Pourtant je ne répondis pas à son invitation, dans les jours qui suivirent. Ce n’était pas du tout ma priorité. Jusqu’à ce que deux mois plus tard une inspiration subite me fit aller en direction de la rue Sala. L’appartement était calme : la plupart des jeunes se trouvaient à l’extérieur. En écoutant Mémé je compris que ce n’était qu’un répit, aussi j’eus le sentiment qu’il se vivait là quelque chose de fort, de profond, et de très exigeant pour elle. Avant de la quitter je me devais de me rendre éventuellement disponible pour une aide. Sa réaction fut une question : « Êtes-vous libre le week-end prochain ? » C’est ainsi que, sans préparation, je me retrouvai seul avec huit jeunes pour mes ‘‘premières armes’’ au Charpenay.
Commença alors notre long compagnonage de plus d’un quart de siècle. Je devins l’un de ses nombreux ‘‘bras droits’’, me rendant souvent disponible auprès de ses protégés : présence et accompagnement individuel, animation de petits groupes ou de l’ensemble (catéchèse pour les volontaires, chant, jeux, sorties ...). Elle nous tenait toujours en haleine !
J’appris ainsi à bien connaître Mémé.
C’étais une femme de solide conviction.
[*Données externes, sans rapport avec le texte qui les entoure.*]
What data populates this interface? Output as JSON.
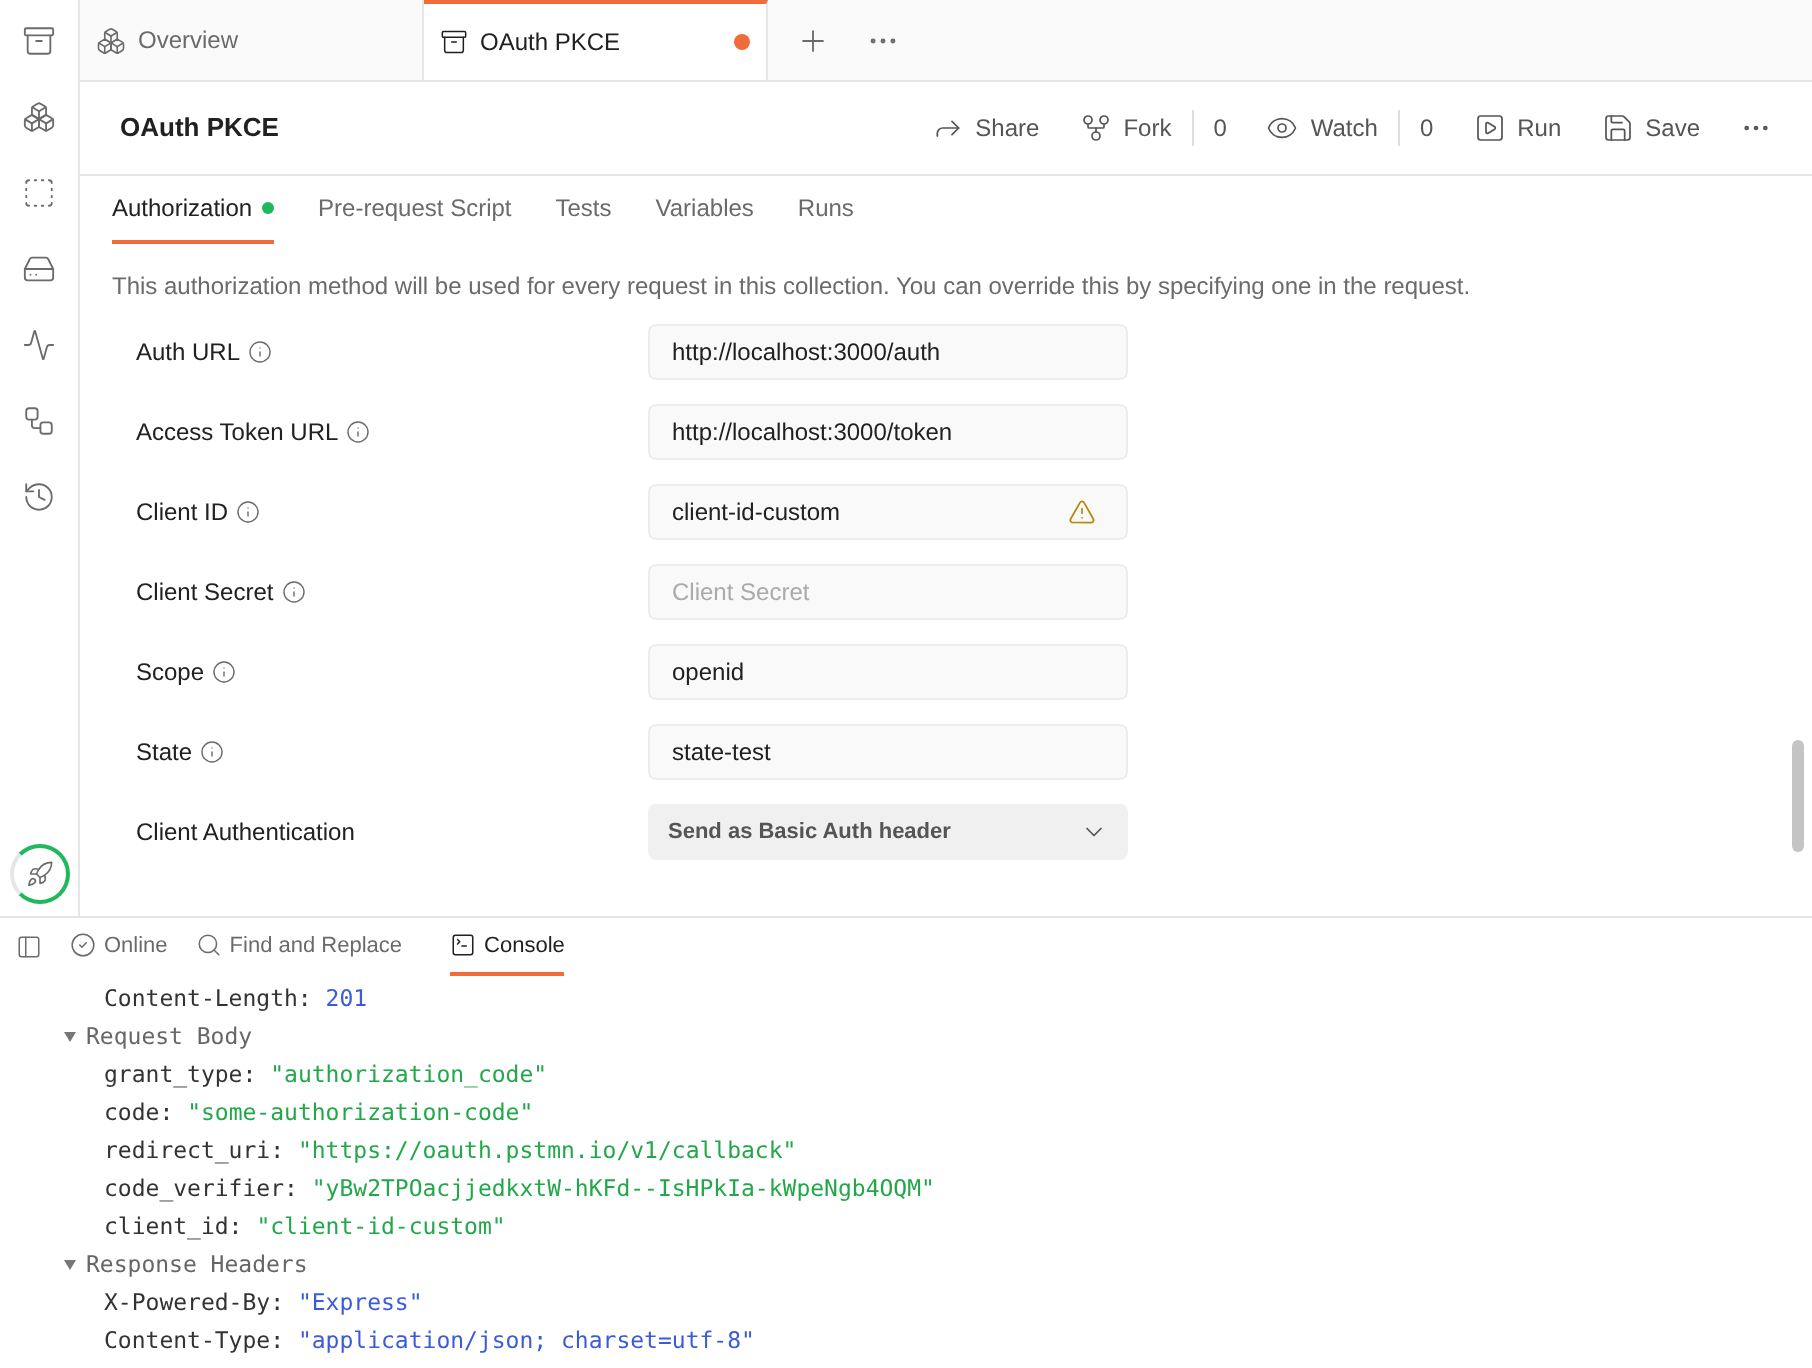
{
  "tabs": [
    {
      "label": "Overview",
      "kind": "overview",
      "selected": false,
      "unsaved": false
    },
    {
      "label": "OAuth PKCE",
      "kind": "collection",
      "selected": true,
      "unsaved": true
    }
  ],
  "header": {
    "title": "OAuth PKCE",
    "actions": [
      {
        "label": "Share",
        "kind": "share"
      },
      {
        "label": "Fork",
        "kind": "fork",
        "count": "0"
      },
      {
        "label": "Watch",
        "kind": "watch",
        "count": "0"
      },
      {
        "label": "Run",
        "kind": "run"
      },
      {
        "label": "Save",
        "kind": "save"
      }
    ]
  },
  "subtabs": [
    {
      "label": "Authorization",
      "selected": true,
      "dot": true
    },
    {
      "label": "Pre-request Script",
      "selected": false,
      "dot": false
    },
    {
      "label": "Tests",
      "selected": false,
      "dot": false
    },
    {
      "label": "Variables",
      "selected": false,
      "dot": false
    },
    {
      "label": "Runs",
      "selected": false,
      "dot": false
    }
  ],
  "description": "This authorization method will be used for every request in this collection. You can override this by specifying one in the request.",
  "fields": [
    {
      "label": "Auth URL",
      "kind": "input",
      "info": true,
      "value": "http://localhost:3000/auth",
      "warning": false
    },
    {
      "label": "Access Token URL",
      "kind": "input",
      "info": true,
      "value": "http://localhost:3000/token",
      "warning": false
    },
    {
      "label": "Client ID",
      "kind": "input",
      "info": true,
      "value": "client-id-custom",
      "warning": true
    },
    {
      "label": "Client Secret",
      "kind": "input",
      "info": true,
      "placeholder": "Client Secret",
      "warning": false
    },
    {
      "label": "Scope",
      "kind": "input",
      "info": true,
      "value": "openid",
      "warning": false
    },
    {
      "label": "State",
      "kind": "input",
      "info": true,
      "value": "state-test",
      "warning": false
    },
    {
      "label": "Client Authentication",
      "kind": "select",
      "info": false,
      "value": "Send as Basic Auth header",
      "warning": false
    }
  ],
  "footer": {
    "items": [
      {
        "label": "Online",
        "kind": "online",
        "selected": false
      },
      {
        "label": "Find and Replace",
        "kind": "find",
        "selected": false
      },
      {
        "label": "Console",
        "kind": "console",
        "selected": true
      }
    ]
  },
  "console": [
    {
      "kind": "entry",
      "key": "Content-Length:",
      "value": "201",
      "color": "#3b5bd9"
    },
    {
      "kind": "section",
      "label": "Request Body",
      "expanded": true
    },
    {
      "kind": "entry",
      "key": "grant_type:",
      "value": "\"authorization_code\"",
      "color": "#22a84a"
    },
    {
      "kind": "entry",
      "key": "code:",
      "value": "\"some-authorization-code\"",
      "color": "#22a84a"
    },
    {
      "kind": "entry",
      "key": "redirect_uri:",
      "value": "\"https://oauth.pstmn.io/v1/callback\"",
      "color": "#22a84a"
    },
    {
      "kind": "entry",
      "key": "code_verifier:",
      "value": "\"yBw2TPOacjjedkxtW-hKFd--IsHPkIa-kWpeNgb4OQM\"",
      "color": "#22a84a"
    },
    {
      "kind": "entry",
      "key": "client_id:",
      "value": "\"client-id-custom\"",
      "color": "#22a84a"
    },
    {
      "kind": "section",
      "label": "Response Headers",
      "expanded": true
    },
    {
      "kind": "entry",
      "key": "X-Powered-By:",
      "value": "\"Express\"",
      "color": "#3b5bd9"
    },
    {
      "kind": "entry",
      "key": "Content-Type:",
      "value": "\"application/json; charset=utf-8\"",
      "color": "#3b5bd9"
    }
  ]
}
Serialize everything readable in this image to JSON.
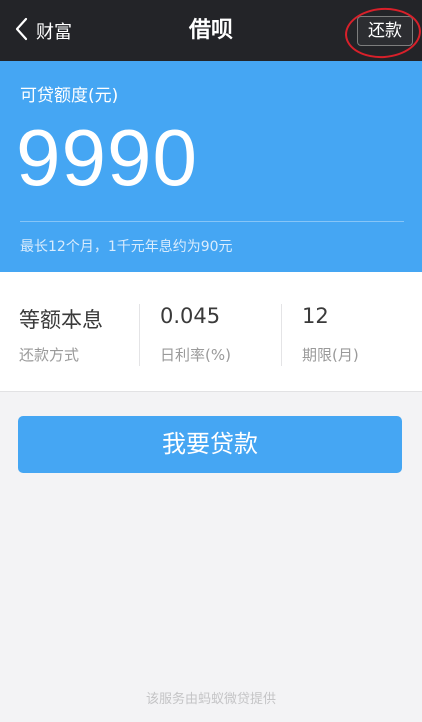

Sa foi de baptisée inspirait sa manière d’être, la rendait accueillante à tous, surtout aux ‘cabossés’ de notre société. elle considérait chaque personne comme envoyée par Dieu ; elle en devenait inévitablement le ‘‘bon Samaritain’’. On ne pourrait établir la liste de celles et de ceux pour qui la Casa était le seul refuge, cela dans la durée. Quelle force résidait en elle ! Comment parvenait-elle à tenir ? Au Père Guy Dubreuil, son confident, elle donne la clef de son dynamisme : « Je crois en la Résurrection ! ». Aussi va-t-elle puiser presque quotidiennement à la Source de l’Eucharistie. La proximité de la chapelle des Jésuites, des églises d’Ainay et de St François facilitera sa démarche. Elle entretiendra des liens avec beaucoup de prêtres, de religieux et de religieuses, afin d’éclairer et de nourrir sa foi. J’ai eu le privilège d’être de ceux-ci, à la fois émerveillé et provoqué par sa foi simple et profonde. Lors de mes visites à la Maison de Retraite je voyais ses yeux s’embuer de larmes lorsque je lui lisais et commentais un texte spirituel ou que nous chantions tel cantique qu’elle aimait. Je pense en particulier à ‘‘Trouver dans ma vie ta présence... ’’ que nous avions très souvent chanté, mimé et prié Rue Sala. Toute sa vie se redisait à travers celà ; elle en remerciait Dieu.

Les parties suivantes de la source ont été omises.